APROVECHA EL TIEMPO, PORQUE LOS DÍAS SON MALOS…

“Despiértate, tú que duermes y levántate de los muertos y te alumbrará Cristo” (Efesios 5:14-20).
En la vida humana o natural, muchas cosas son imposibles, pero en la esfera o lado sobrenatural de Dios, NADA es imposible. Dios quiere que CREAMOS en grandes cosas, hagamos planes grandes y esperemos que ÉL HAGA las cosas tan inmensas que quedemos tan sorprendidos de admiración. Santiago 4:2 nos dice, “que no tenemos, porque no pedimos”. Podemos ser audaces en nuestras exigencias y Efesios 3:20 nos reta o desafía a que pidamos cosas grandes.
El tiempo es la materia prima más valiosa en la vida de un ser humano. ¿Se ha encontrado alguna vez deseando que hubiera más de 24 horas en un día? ¡Claro que SI! A veces el tiempo falta para hacer tantas cosas. Pídale a Dios que le enseñe a VIVIR sabiamente (vea Efesios 5:15-17). Ponga atención a la manera en que usa su tiempo y aproveche al máximo cada oportunidad.

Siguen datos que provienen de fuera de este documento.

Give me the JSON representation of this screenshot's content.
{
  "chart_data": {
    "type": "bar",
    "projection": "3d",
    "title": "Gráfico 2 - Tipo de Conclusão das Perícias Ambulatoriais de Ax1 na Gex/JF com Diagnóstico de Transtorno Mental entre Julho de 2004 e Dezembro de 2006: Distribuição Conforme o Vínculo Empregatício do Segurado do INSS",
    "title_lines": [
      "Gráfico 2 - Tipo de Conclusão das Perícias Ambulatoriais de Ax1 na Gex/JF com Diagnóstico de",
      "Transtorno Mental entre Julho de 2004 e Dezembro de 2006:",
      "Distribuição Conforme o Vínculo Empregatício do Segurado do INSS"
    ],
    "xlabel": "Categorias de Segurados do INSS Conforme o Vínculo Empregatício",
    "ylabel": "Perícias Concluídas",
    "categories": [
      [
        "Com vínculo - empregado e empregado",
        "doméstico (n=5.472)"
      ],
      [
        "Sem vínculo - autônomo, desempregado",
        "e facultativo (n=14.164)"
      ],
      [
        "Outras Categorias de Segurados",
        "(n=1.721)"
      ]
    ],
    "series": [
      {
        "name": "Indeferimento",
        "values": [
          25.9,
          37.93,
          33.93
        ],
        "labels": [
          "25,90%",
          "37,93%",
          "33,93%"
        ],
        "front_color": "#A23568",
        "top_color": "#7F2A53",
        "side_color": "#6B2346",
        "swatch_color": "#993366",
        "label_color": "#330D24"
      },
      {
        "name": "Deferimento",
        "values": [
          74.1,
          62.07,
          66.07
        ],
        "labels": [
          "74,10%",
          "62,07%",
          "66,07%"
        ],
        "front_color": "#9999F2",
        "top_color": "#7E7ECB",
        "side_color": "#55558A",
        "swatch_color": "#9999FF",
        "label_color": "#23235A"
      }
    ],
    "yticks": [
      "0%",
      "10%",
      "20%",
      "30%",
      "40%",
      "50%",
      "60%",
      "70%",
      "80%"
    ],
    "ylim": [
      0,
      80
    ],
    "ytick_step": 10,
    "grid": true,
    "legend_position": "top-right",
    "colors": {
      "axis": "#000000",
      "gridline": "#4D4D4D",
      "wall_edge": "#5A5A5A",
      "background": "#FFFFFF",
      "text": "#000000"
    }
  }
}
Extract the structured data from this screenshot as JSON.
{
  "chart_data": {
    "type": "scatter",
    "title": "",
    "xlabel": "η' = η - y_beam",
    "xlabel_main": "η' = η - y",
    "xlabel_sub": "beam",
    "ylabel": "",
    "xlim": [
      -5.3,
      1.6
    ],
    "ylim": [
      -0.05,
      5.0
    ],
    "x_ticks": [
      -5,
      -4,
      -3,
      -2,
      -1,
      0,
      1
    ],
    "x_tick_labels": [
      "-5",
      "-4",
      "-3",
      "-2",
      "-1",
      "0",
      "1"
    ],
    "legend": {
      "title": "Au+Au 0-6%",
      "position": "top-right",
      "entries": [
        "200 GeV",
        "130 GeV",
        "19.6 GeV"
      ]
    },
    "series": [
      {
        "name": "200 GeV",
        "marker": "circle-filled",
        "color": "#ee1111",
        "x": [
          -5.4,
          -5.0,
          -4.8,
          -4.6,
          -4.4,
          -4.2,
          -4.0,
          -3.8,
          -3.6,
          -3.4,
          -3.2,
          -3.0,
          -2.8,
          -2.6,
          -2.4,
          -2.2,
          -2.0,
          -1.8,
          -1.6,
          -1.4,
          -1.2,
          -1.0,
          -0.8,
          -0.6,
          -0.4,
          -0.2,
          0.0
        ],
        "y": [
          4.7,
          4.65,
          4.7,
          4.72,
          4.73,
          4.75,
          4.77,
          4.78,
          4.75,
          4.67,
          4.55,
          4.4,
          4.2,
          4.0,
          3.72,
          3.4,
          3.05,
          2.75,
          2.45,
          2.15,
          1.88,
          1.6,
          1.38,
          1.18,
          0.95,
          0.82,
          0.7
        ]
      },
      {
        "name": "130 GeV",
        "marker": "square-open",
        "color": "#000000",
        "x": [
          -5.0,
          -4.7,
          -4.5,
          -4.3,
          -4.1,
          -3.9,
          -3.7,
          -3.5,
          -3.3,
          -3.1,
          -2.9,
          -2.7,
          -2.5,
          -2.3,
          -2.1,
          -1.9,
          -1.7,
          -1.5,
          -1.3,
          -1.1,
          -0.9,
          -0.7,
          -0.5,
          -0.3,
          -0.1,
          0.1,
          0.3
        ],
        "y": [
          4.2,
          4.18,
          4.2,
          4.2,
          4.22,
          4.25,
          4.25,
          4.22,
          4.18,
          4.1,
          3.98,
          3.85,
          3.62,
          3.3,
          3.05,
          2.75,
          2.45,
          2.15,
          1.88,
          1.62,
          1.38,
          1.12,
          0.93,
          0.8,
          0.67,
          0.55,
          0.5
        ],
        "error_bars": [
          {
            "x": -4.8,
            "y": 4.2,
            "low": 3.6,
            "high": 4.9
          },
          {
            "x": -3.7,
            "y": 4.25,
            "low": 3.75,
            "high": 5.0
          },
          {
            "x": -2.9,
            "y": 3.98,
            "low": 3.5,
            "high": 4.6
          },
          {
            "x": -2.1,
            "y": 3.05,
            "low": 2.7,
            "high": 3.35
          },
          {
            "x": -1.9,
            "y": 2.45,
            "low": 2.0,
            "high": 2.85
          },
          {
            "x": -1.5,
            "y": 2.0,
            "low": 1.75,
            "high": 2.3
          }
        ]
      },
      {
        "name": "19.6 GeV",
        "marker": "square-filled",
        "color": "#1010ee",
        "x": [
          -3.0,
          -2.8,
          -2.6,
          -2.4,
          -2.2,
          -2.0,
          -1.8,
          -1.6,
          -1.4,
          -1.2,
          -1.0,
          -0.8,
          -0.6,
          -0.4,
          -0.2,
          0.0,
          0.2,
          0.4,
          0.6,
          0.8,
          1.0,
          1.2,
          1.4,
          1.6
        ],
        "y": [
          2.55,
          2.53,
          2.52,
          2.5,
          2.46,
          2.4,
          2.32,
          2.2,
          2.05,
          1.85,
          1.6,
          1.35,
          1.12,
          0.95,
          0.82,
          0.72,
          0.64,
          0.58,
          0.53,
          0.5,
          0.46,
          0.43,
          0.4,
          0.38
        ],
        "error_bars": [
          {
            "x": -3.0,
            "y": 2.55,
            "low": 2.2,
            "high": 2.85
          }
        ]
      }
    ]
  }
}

Cuando nuestros deseos parecen desmesuradamente grandes, inmensos y no vemos la manera de lograrlos, debemos recordar que aunque no sabemos como pueden cumplirse, ¡conocemos QUIEN puede hacerlo! Dios tiene su manera de HACER TODO lo que pone en nuestro corazón. Si el Señor ha puesto SUEÑOS Y VISIONES en nosotros, es para tener la VICTORIA y no frustrarnos. Debemos mantener nuestra confianza en DIOS todo el camino, hasta el final, hasta que lleguemos a la meta y no sólo un poquito y luego renunciar cuando vemos que la montaña nos parece demasiado grande.
Tenemos que aprovechar el tiempo a lo máximo. Dios nos da las oportunidades de avanzar, de arremeter, de ser audaces, intrépidos y atrevidos en lo sano. La palabra nos dice que prediquemos y oremos a tiempo y a destiempo (2 Timoteo 4:2). Tenemos que despertar de nuestro letargo sueño y LEVANTARNOS. Salmos 57:8 dice, “DESPIERTA ALMA MÍA”, porque como que estamos DORMIDOS y no actuamos, somos una comunidad cristiana de más de 200 iglesias, solamente en la ciudad de Toronto, sin contar con la provincia de Ontario.
Debemos de orar, pedirle al Espíritu Santo que nos ayude, ser como el Apóstol Pablo que era una persona llena del Espíritu Santo; era también una persona que lo dejó TODO para seguir a Jesús. Por ejemplo, Pedro quien mostró gran miedo al no admitir que conocía a Jesús en tres oportunidades, hasta que cantó el gallo, rechazó a su maestro, a su Señor, pero después se realizó o se convirtió en un audaz que estuvo de pie en las calles de Jerusalén y predicó el Evangelio con tanto fervor, que tres mil almas fueron añadidas a la iglesia en un sólo día.
¿Se imagina? Que nosotros seamos como Pablo o Pedro, verdaderos apóstoles del Evangelio que sufrieron persecuciones, maltratos, azotes y muchas cosas más, pero estos varones de Dios ejercieron el poder del GOZO en medio de circunstancias verdaderamente difíciles, sin embargo no reaccionaron mal. En esa deprimente situación, expresaron una alegría sobrenatural evidenciado por su oración y cánticos, hasta el carcelero fue salvo porque aceptó a JESÚS como su Salvador (Hechos 16:22-26).
¡Levántate! Tú que duermes en tu poca fe. Levántate de entre los muertos, porque hay muertos en vida y mucha gente vive como zombies, viven por vivir, se levantan, comen, caminan, trabajan porque tienen que trabajar, comen y duermen y así todos los días, pero en ningún momento se acuerdan de Dios, ni dan gracias a Dios por los alimentos, tienen vergüenza de inclinar su rostro para bendecir los alimentos. ¡Muertos en vida!
¡Despierta! De esa pesadilla, despierta y levántate para que te alumbre CRISTO JESÚS, la luz de Cristo, la cual necesitamos porque esa luz nos quita la venda de los ojos, nos quita la ceguera humana y carnal, esa ceguera que no nos deja ver, ni visionar de lo que desea Dios en nuestras vidas. Dejemos que esa LUZ de Cristo entre a nuestras pupilas más profundas y reine el amor de Dios en nuestras vidas. ¡Amen!